France is now looking after more than 500,000 non-Ukrainian refugees, the country’s Office for the Protection of Refugees and Stateless Persons (OFPRA) announced on July 3.
The news comes amid a resurgence in undocumented border crossings into Europe, with a number of European Union nations seeing a significant increase in arrivals since the end of the Covid pandemic.
In its yearly activity report for 2022, OFPRA said that France had received 115,091 first-time asylum applications last year, most from migrants described as being from Afghanistan and Turkey.

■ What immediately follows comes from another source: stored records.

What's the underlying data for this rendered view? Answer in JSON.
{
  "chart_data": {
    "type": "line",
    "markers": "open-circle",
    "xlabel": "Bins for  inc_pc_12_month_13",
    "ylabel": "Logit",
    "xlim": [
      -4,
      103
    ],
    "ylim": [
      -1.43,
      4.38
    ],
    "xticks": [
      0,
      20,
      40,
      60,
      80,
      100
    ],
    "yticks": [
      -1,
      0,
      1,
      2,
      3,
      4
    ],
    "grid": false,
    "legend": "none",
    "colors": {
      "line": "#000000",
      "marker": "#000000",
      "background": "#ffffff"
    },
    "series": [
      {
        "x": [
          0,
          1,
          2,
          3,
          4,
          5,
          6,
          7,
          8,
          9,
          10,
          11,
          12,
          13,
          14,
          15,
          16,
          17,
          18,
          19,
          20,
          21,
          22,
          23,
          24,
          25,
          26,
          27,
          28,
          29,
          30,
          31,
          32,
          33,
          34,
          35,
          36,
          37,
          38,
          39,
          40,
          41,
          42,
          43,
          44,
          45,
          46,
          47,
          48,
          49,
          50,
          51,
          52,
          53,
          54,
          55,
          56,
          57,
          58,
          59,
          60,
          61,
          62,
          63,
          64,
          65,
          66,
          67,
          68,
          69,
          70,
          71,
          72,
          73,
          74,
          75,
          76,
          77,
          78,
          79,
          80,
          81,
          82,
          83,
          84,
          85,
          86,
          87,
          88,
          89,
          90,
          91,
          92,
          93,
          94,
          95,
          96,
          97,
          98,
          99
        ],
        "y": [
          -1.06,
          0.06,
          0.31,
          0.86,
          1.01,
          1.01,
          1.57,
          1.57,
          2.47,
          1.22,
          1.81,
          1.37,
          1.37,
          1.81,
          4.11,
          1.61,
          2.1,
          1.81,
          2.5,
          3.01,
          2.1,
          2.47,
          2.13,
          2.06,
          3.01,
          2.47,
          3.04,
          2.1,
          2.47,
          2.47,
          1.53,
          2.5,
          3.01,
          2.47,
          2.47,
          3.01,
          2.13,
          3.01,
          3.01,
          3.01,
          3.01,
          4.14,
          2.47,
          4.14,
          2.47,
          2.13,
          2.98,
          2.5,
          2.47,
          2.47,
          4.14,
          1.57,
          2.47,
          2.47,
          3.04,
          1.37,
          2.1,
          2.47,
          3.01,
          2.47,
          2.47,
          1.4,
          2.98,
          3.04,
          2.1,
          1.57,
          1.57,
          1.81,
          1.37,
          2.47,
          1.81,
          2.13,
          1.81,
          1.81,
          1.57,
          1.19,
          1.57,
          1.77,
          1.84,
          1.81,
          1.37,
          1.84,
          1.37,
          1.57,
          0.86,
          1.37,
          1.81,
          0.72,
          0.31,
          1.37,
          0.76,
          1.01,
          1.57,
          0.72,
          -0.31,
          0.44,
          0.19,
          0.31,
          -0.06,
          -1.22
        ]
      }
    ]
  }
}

The organisation now estimates that there are 547,102 non-Ukrainian refugees in France as of the end of last year, with the government body saying that it had granted asylum protection to 56,276 people in 2022.
OFPRA also said that Russia’s invasion of Ukraine starting last year has had a significant impact on asylum claims in France, with the body seeing a rise of around 75 per cent in claims made by Russian citizens.
Some 2,617 applicants from that country reportedly expressed fears regarding political repression at home, especially in relation to opposition to Moscow’s ongoing “special military operation” in Ukraine.
France is not the only country reporting a significant spike in would-be refugees in 2022. Germany has seen the arrival of more than 200,000 non-Ukrainian asylum seekers over the same period.
Ireland, meanwhile, received a record number of asylum claims in 2022. The surge in foreign arrivals prompting a widespread protest movement in the country earlier this year.